Por supuesto no la escucharon. Hubo algunos de los suyos que insinuaron que se había comido una acelga en mal estado y que eso la había hecho diferente. La llamaban “rara”, pero lo hacían con tal desprecio que llegó a dolerle más que el peor de los insultos palaciegos. Eso era ahora: una vagabunda en tierra de nadie, un barco a la deriva entre dos aguas.

Salió a pasear su tristeza como cada tarde por la Vega del Grillo. Miró al cielo y vio volar a la cigüeña que venía de sur. Incomprensiblemente, su vuelo también parecía triste, lánguido… como si ni siquiera ese ser alado que era libre de cabalgar el viento a placer hubiera logrado la tan ansiada felicidad. Pensó que quizás hubiera volado demasiado alto, que quizás fuera el momento de labrar la libertad más cerca del suelo. Quizás fuera el momento de dejar de pensar en conquistar los cielos y comenzar conquistando la tierra que pisaban sus pies. Fue entonces cuando vio a aquel mocoso correr. Era un niño hortelano que corría descalzo y apresurado como si tuviera muy claro a dónde se dirigía. Por pura curiosidad, decidió seguirle, y el pequeño le guio sin saberlo hasta un claro. En su centro había una gran roca, un joven y corpulento hortelano, parecía hablar y gesticular en torno a una atónita concurrencia formada por niños llenos de polvo y suciedad. Era algo normal en los pequeños mocosos hortelanos. Quizás por su corta edad y su aún reciente salida del subsuelo, o quizás sencillamente por su baja ralea y escasa higiene. Pero lo importante era cómo esos pequeños retoños de la madre tierra admiraban al grandullón que hacía sorprendentes juegos de magia. Sacó un inmenso puerro de entre sus ropajes y lo mostró a su audiencia:

—Y ahora, ante vuestroz tiernoz ojitoz —anunció con convicción—, ezta tierna verdura ze convertirá en un temible dragón ezcupefuego. ¡Dracónicuz puerríficuz!

Lo lanzó y cayó al suelo. Se hizo el silencio. El hortelano chasqueó la lengua decepcionado, pero los niños siguieron mirando el puerro con atención, sin decir palabra. Fecu, en la distancia, hizo lo propio. Algo, al igual que a ellos, le impelía a creer tras años de desesperanza. Un segundo más tarde, el vegetal comenzó a moverse como por encantamiento. Empezó a agitarse espasmódicamente y, luego, comenzó a saltar al son de las palmas de los rapaces que reían y chillaban de júbilo.

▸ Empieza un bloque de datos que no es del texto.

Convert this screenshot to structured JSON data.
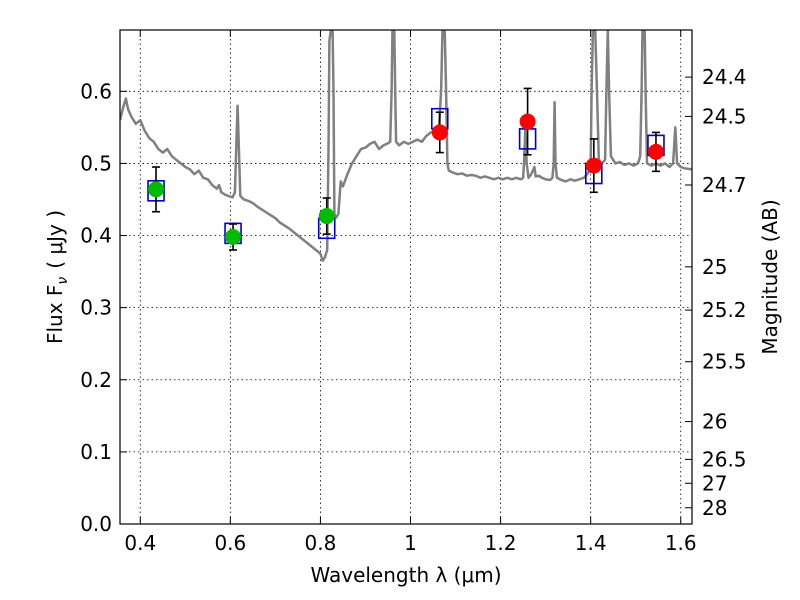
{
  "chart_data": {
    "type": "scatter",
    "xlabel": "Wavelength  λ (μm)",
    "ylabel": "Flux  F",
    "ylabel_sub": "ν",
    "ylabel_unit": "( μJy )",
    "y2label": "Magnitude (AB)",
    "xlim": [
      0.355,
      1.625
    ],
    "ylim": [
      0.0,
      0.685
    ],
    "grid": true,
    "x_ticks": [
      0.4,
      0.6,
      0.8,
      1.0,
      1.2,
      1.4,
      1.6
    ],
    "x_tick_labels": [
      "0.4",
      "0.6",
      "0.8",
      "1",
      "1.2",
      "1.4",
      "1.6"
    ],
    "y_ticks": [
      0.0,
      0.1,
      0.2,
      0.3,
      0.4,
      0.5,
      0.6
    ],
    "y_tick_labels": [
      "0.0",
      "0.1",
      "0.2",
      "0.3",
      "0.4",
      "0.5",
      "0.6"
    ],
    "mag_ticks": [
      {
        "label": "24.4",
        "flux": 0.6197
      },
      {
        "label": "24.5",
        "flux": 0.5652
      },
      {
        "label": "24.7",
        "flux": 0.4701
      },
      {
        "label": "25",
        "flux": 0.3566
      },
      {
        "label": "25.2",
        "flux": 0.2966
      },
      {
        "label": "25.5",
        "flux": 0.225
      },
      {
        "label": "26",
        "flux": 0.142
      },
      {
        "label": "26.5",
        "flux": 0.0896
      },
      {
        "label": "27",
        "flux": 0.0565
      },
      {
        "label": "28",
        "flux": 0.0225
      }
    ],
    "series": [
      {
        "color": "#00bb00",
        "points": [
          {
            "x": 0.435,
            "y": 0.464,
            "yerr": 0.031
          },
          {
            "x": 0.606,
            "y": 0.398,
            "yerr": 0.018
          },
          {
            "x": 0.814,
            "y": 0.427,
            "yerr": 0.025
          }
        ]
      },
      {
        "color": "#ff0000",
        "points": [
          {
            "x": 1.065,
            "y": 0.543,
            "yerr": 0.028
          },
          {
            "x": 1.26,
            "y": 0.558,
            "yerr": 0.046
          },
          {
            "x": 1.407,
            "y": 0.497,
            "yerr": 0.037
          },
          {
            "x": 1.545,
            "y": 0.516,
            "yerr": 0.027
          }
        ]
      }
    ],
    "model_fluxes": [
      {
        "x": 0.435,
        "y": 0.462
      },
      {
        "x": 0.606,
        "y": 0.403
      },
      {
        "x": 0.814,
        "y": 0.41
      },
      {
        "x": 1.065,
        "y": 0.562
      },
      {
        "x": 1.26,
        "y": 0.534
      },
      {
        "x": 1.407,
        "y": 0.486
      },
      {
        "x": 1.545,
        "y": 0.525
      }
    ],
    "spectrum": [
      [
        0.355,
        0.56
      ],
      [
        0.362,
        0.578
      ],
      [
        0.368,
        0.59
      ],
      [
        0.373,
        0.575
      ],
      [
        0.38,
        0.565
      ],
      [
        0.39,
        0.555
      ],
      [
        0.4,
        0.56
      ],
      [
        0.41,
        0.545
      ],
      [
        0.42,
        0.535
      ],
      [
        0.43,
        0.53
      ],
      [
        0.44,
        0.52
      ],
      [
        0.45,
        0.515
      ],
      [
        0.46,
        0.52
      ],
      [
        0.47,
        0.51
      ],
      [
        0.48,
        0.505
      ],
      [
        0.49,
        0.5
      ],
      [
        0.5,
        0.495
      ],
      [
        0.51,
        0.492
      ],
      [
        0.52,
        0.485
      ],
      [
        0.53,
        0.49
      ],
      [
        0.54,
        0.48
      ],
      [
        0.55,
        0.478
      ],
      [
        0.56,
        0.47
      ],
      [
        0.57,
        0.465
      ],
      [
        0.575,
        0.47
      ],
      [
        0.58,
        0.46
      ],
      [
        0.59,
        0.456
      ],
      [
        0.6,
        0.454
      ],
      [
        0.605,
        0.453
      ],
      [
        0.61,
        0.46
      ],
      [
        0.613,
        0.52
      ],
      [
        0.616,
        0.58
      ],
      [
        0.619,
        0.52
      ],
      [
        0.622,
        0.455
      ],
      [
        0.63,
        0.45
      ],
      [
        0.64,
        0.448
      ],
      [
        0.65,
        0.445
      ],
      [
        0.66,
        0.44
      ],
      [
        0.67,
        0.436
      ],
      [
        0.68,
        0.432
      ],
      [
        0.69,
        0.428
      ],
      [
        0.7,
        0.424
      ],
      [
        0.71,
        0.418
      ],
      [
        0.72,
        0.414
      ],
      [
        0.73,
        0.41
      ],
      [
        0.74,
        0.405
      ],
      [
        0.75,
        0.4
      ],
      [
        0.76,
        0.395
      ],
      [
        0.77,
        0.39
      ],
      [
        0.78,
        0.385
      ],
      [
        0.79,
        0.38
      ],
      [
        0.8,
        0.375
      ],
      [
        0.805,
        0.365
      ],
      [
        0.81,
        0.37
      ],
      [
        0.815,
        0.38
      ],
      [
        0.818,
        0.52
      ],
      [
        0.82,
        0.67
      ],
      [
        0.823,
        0.685
      ],
      [
        0.827,
        0.685
      ],
      [
        0.829,
        0.6
      ],
      [
        0.831,
        0.43
      ],
      [
        0.835,
        0.425
      ],
      [
        0.84,
        0.43
      ],
      [
        0.845,
        0.475
      ],
      [
        0.85,
        0.468
      ],
      [
        0.86,
        0.485
      ],
      [
        0.87,
        0.5
      ],
      [
        0.88,
        0.51
      ],
      [
        0.89,
        0.52
      ],
      [
        0.9,
        0.522
      ],
      [
        0.91,
        0.527
      ],
      [
        0.92,
        0.53
      ],
      [
        0.93,
        0.52
      ],
      [
        0.94,
        0.525
      ],
      [
        0.95,
        0.528
      ],
      [
        0.955,
        0.53
      ],
      [
        0.958,
        0.6
      ],
      [
        0.96,
        0.685
      ],
      [
        0.964,
        0.685
      ],
      [
        0.966,
        0.6
      ],
      [
        0.968,
        0.53
      ],
      [
        0.975,
        0.525
      ],
      [
        0.985,
        0.53
      ],
      [
        0.995,
        0.527
      ],
      [
        1.005,
        0.53
      ],
      [
        1.015,
        0.533
      ],
      [
        1.025,
        0.53
      ],
      [
        1.035,
        0.538
      ],
      [
        1.045,
        0.543
      ],
      [
        1.055,
        0.545
      ],
      [
        1.063,
        0.55
      ],
      [
        1.068,
        0.6
      ],
      [
        1.071,
        0.685
      ],
      [
        1.076,
        0.685
      ],
      [
        1.079,
        0.6
      ],
      [
        1.082,
        0.5
      ],
      [
        1.085,
        0.49
      ],
      [
        1.095,
        0.487
      ],
      [
        1.105,
        0.485
      ],
      [
        1.115,
        0.486
      ],
      [
        1.125,
        0.483
      ],
      [
        1.135,
        0.484
      ],
      [
        1.145,
        0.483
      ],
      [
        1.155,
        0.48
      ],
      [
        1.165,
        0.482
      ],
      [
        1.175,
        0.48
      ],
      [
        1.185,
        0.478
      ],
      [
        1.195,
        0.48
      ],
      [
        1.205,
        0.478
      ],
      [
        1.215,
        0.48
      ],
      [
        1.225,
        0.478
      ],
      [
        1.235,
        0.48
      ],
      [
        1.245,
        0.478
      ],
      [
        1.25,
        0.48
      ],
      [
        1.252,
        0.5
      ],
      [
        1.255,
        0.55
      ],
      [
        1.258,
        0.5
      ],
      [
        1.262,
        0.48
      ],
      [
        1.268,
        0.485
      ],
      [
        1.272,
        0.49
      ],
      [
        1.275,
        0.495
      ],
      [
        1.278,
        0.482
      ],
      [
        1.285,
        0.483
      ],
      [
        1.292,
        0.48
      ],
      [
        1.3,
        0.478
      ],
      [
        1.31,
        0.477
      ],
      [
        1.315,
        0.48
      ],
      [
        1.318,
        0.5
      ],
      [
        1.32,
        0.585
      ],
      [
        1.322,
        0.5
      ],
      [
        1.325,
        0.48
      ],
      [
        1.335,
        0.477
      ],
      [
        1.345,
        0.475
      ],
      [
        1.355,
        0.478
      ],
      [
        1.365,
        0.476
      ],
      [
        1.375,
        0.478
      ],
      [
        1.385,
        0.48
      ],
      [
        1.392,
        0.485
      ],
      [
        1.398,
        0.49
      ],
      [
        1.4,
        0.5
      ],
      [
        1.402,
        0.6
      ],
      [
        1.405,
        0.685
      ],
      [
        1.41,
        0.685
      ],
      [
        1.414,
        0.6
      ],
      [
        1.418,
        0.505
      ],
      [
        1.425,
        0.5
      ],
      [
        1.432,
        0.505
      ],
      [
        1.435,
        0.6
      ],
      [
        1.438,
        0.685
      ],
      [
        1.441,
        0.6
      ],
      [
        1.445,
        0.51
      ],
      [
        1.455,
        0.5
      ],
      [
        1.465,
        0.502
      ],
      [
        1.475,
        0.498
      ],
      [
        1.485,
        0.5
      ],
      [
        1.495,
        0.497
      ],
      [
        1.505,
        0.5
      ],
      [
        1.51,
        0.51
      ],
      [
        1.513,
        0.6
      ],
      [
        1.515,
        0.685
      ],
      [
        1.52,
        0.685
      ],
      [
        1.522,
        0.6
      ],
      [
        1.525,
        0.5
      ],
      [
        1.535,
        0.497
      ],
      [
        1.545,
        0.5
      ],
      [
        1.555,
        0.497
      ],
      [
        1.565,
        0.5
      ],
      [
        1.575,
        0.495
      ],
      [
        1.583,
        0.5
      ],
      [
        1.588,
        0.55
      ],
      [
        1.592,
        0.5
      ],
      [
        1.6,
        0.495
      ],
      [
        1.61,
        0.493
      ],
      [
        1.625,
        0.492
      ]
    ]
  }
}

Fecu contuvo la respiración cuando se percató de que, aunque se tratara de un hechizo muy básico, ese joven hortelano de pelo alborotado era capaz de usar la magia. Aquello desafiaba todas las crónicas oficiales e, incluso las propias leyes de la naturaleza que le habían sido enseñadas por sus eruditos maestros. ¡Un hortelano había sido agraciado con el poder de la magia arcana! Entonces no pudo sino sonreír y ser partícipe del regocijo que percibía en los ojos de los niños. Aquel corpulento hortelano de lengua de trapo era justamente lo que su causa necesitaba. Era una señal; había llegado la hora de volver a actuar. Esta vez, sin embargo, no lo haría sola. Y, ¿por qué no? Puede que esta vez fuera posible cambiar el orden de las cosas.

Y así fue como Fecu Breen conoció a Granfel, al que todos los niños de la aldea conocían como Puerroloco. Y así fue como Fecu, que siempre se había sentido una patata diferente, sintió, por vez primera, que no estaba sola en el mundo.